Lucy Farinelli’s helicopter was stuck in nearby Burlington. At least it was safely in a hangar, but she and New York County Assistant District Attorney Jaime Berger weren’t going anywhere for five hours, maybe longer, not before nine p.m., when the storm was supposed to have cleared to the south. At that point, conditions should be VFR again, a ceiling greater than three thousand feet, visibility five miles or more, winds gusting up to thirty knots out of the northeast.

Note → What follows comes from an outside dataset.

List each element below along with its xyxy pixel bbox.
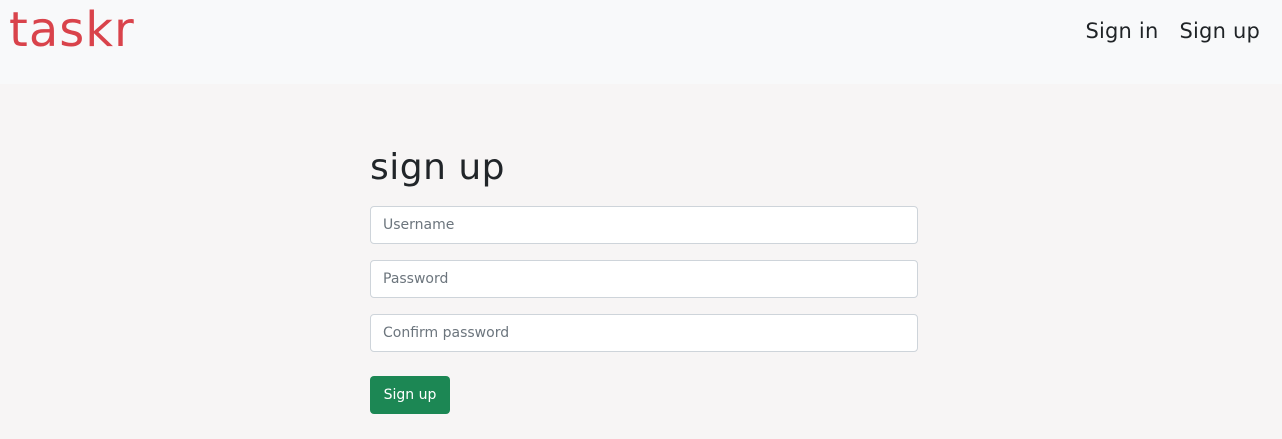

They’d have a hell of a tailwind heading home to New York, should get there in time for what they needed to do, but Berger was in a mood, had been in the other room on the phone all day, not even trying to be nice. The way she looked at it, the weather had trapped them here longer than planned, and since Lucy was a pilot, it was her fault. Didn’t matter the forecasters had been wrong, that what began as two distinct small storms combined into one over Saskatchewan, Canada, and merged with an arctic air mass to create a bit of a monster.